Na História de Israel o Espírito de Deus demonstrou amor incondicional pela descendência de Abraão; mas impulsionou homens e mulheres denunciando o abandono das Escrituras, abusos e crimes das autoridades religiosas, idolatria, injustiças sociais, pecados, prevaricações e rebelião. Jerusalém foi chamada cidade sanguinária. Lembra? Em Seu juízo Ele demonstrou o Seu zelo: servidão, cativeiro e desolação: 70 anos!

Não está Israel retornando às terras palestinas, mas em sua incircuncisão espiritual e incredulidade?

Não é verdade que os judeus estão sofrendo ataques de seus falsos profetas?

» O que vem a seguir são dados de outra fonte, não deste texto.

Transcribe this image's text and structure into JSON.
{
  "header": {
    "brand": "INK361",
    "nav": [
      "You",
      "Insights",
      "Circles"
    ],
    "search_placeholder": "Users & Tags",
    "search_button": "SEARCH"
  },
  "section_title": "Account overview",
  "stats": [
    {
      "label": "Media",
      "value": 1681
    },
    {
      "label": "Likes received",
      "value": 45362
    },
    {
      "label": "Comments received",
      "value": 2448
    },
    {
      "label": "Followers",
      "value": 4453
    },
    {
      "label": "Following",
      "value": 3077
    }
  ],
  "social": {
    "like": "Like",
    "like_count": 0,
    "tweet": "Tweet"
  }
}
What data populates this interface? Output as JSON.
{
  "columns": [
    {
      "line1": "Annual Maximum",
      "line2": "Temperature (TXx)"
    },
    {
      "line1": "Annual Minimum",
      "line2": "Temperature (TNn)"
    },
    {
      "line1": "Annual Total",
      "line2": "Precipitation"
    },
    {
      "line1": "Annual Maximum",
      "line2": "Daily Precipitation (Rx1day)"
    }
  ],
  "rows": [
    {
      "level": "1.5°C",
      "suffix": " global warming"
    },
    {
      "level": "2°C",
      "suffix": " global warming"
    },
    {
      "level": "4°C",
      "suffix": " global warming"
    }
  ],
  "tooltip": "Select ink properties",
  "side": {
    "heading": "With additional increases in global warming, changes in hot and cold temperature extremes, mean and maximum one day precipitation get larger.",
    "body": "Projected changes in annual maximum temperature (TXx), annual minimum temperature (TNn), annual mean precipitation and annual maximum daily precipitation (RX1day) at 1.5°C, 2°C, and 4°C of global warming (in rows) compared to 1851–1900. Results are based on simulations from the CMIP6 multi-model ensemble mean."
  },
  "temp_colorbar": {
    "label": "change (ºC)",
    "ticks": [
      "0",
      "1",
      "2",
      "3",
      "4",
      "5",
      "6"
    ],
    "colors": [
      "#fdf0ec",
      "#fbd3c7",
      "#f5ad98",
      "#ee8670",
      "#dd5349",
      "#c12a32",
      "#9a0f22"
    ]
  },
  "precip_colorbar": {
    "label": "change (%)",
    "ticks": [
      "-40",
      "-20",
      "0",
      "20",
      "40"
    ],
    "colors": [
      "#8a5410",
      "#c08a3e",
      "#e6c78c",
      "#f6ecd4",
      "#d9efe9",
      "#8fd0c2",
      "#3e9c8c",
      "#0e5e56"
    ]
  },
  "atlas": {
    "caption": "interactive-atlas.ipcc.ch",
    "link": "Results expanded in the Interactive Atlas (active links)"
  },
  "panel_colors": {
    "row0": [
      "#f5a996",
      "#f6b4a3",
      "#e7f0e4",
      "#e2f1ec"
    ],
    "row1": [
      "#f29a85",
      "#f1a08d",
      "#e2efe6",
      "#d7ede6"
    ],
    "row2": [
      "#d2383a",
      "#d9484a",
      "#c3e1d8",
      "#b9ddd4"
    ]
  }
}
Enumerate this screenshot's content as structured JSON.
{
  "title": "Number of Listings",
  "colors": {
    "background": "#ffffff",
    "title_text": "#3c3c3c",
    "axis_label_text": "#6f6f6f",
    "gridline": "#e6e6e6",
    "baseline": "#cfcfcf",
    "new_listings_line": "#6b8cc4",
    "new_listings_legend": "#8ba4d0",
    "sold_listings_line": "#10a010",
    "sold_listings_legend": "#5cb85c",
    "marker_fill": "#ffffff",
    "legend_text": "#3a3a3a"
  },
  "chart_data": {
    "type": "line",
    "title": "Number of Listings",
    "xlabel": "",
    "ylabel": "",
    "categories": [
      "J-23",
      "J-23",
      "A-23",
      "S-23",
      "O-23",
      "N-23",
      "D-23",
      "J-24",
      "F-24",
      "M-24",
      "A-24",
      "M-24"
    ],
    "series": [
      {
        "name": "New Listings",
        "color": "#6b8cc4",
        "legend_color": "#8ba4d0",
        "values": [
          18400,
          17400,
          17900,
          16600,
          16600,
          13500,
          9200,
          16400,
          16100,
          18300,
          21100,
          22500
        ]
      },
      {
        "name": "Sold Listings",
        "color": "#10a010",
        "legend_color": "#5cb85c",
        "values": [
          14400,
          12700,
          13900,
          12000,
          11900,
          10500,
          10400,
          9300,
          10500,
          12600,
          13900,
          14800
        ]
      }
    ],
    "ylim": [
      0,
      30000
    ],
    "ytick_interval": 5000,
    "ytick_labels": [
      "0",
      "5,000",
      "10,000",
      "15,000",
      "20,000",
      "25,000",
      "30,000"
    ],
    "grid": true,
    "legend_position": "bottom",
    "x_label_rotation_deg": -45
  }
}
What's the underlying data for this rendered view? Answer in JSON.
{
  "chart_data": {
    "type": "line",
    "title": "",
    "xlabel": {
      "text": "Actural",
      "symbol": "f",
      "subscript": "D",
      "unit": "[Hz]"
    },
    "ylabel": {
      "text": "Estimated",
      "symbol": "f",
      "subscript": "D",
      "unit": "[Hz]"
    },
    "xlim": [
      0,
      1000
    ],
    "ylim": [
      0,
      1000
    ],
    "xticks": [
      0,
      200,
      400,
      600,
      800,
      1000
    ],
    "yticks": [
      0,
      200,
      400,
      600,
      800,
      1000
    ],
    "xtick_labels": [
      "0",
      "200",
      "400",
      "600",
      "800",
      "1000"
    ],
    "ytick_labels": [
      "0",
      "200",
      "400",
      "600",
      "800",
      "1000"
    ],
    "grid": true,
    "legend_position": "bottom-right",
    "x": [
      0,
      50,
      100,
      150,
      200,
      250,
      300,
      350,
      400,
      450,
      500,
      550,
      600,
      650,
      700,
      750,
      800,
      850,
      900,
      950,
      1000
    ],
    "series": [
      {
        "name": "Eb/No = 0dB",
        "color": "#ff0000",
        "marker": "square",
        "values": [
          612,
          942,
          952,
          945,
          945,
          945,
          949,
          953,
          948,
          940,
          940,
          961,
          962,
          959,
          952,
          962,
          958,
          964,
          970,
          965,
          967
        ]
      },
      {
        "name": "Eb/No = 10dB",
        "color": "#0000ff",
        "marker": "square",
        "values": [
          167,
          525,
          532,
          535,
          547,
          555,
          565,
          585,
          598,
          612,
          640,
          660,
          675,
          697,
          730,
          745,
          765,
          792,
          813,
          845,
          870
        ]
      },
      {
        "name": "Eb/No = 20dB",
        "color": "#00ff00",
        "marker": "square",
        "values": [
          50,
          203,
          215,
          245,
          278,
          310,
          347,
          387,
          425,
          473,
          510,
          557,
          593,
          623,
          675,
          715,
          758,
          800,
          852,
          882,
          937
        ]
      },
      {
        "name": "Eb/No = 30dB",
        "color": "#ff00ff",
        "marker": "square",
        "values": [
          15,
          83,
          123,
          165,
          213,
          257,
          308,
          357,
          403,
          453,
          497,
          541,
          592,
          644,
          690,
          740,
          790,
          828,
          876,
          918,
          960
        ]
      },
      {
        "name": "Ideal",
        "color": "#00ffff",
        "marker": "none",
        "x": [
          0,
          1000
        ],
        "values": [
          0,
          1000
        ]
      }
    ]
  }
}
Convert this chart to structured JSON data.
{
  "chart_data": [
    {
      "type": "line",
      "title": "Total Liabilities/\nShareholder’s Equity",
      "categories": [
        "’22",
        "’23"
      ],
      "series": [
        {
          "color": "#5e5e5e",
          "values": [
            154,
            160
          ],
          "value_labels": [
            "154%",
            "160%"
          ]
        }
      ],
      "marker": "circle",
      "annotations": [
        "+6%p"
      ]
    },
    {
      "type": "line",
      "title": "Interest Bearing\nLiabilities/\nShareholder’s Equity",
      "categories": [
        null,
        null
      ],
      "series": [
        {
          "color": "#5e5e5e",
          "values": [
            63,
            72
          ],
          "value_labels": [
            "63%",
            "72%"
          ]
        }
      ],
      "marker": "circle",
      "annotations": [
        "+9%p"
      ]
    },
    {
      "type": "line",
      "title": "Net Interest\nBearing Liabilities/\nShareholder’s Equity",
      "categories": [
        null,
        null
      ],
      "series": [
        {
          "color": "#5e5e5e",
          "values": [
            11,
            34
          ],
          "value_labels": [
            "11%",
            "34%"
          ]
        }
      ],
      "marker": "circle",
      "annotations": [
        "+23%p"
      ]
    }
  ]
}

Não é verdade que as “dores de parto” começaram, a parturiente grita os seus temores, Israel está assustado e seus filhos cegos? Como alguém que é acordado de solavanco e na escuridão da noite não consegue ler o que está escrito em letras bem grandes na parede, ainda que com olhos estatelados? E não é verdade que devido a esta cegueira, as autoridades de Israel, de braços abertos, receberão o Falso Messias e ao final da “grande tribulação” somente o remanescente de Israel será salvo?

Não é verdade que o arrebatamento iminente do Corpo de Cristo pegará muita gente de surpresa?

O profeta Isaías exerceu o seu ministério em uma época conturbada e muito violenta. Quando cessou a GRAÇA o JUÍZO foi inevitável.

Por certo, a história se repete….

Que juízo merece a insinceridade em que estamos vivendo?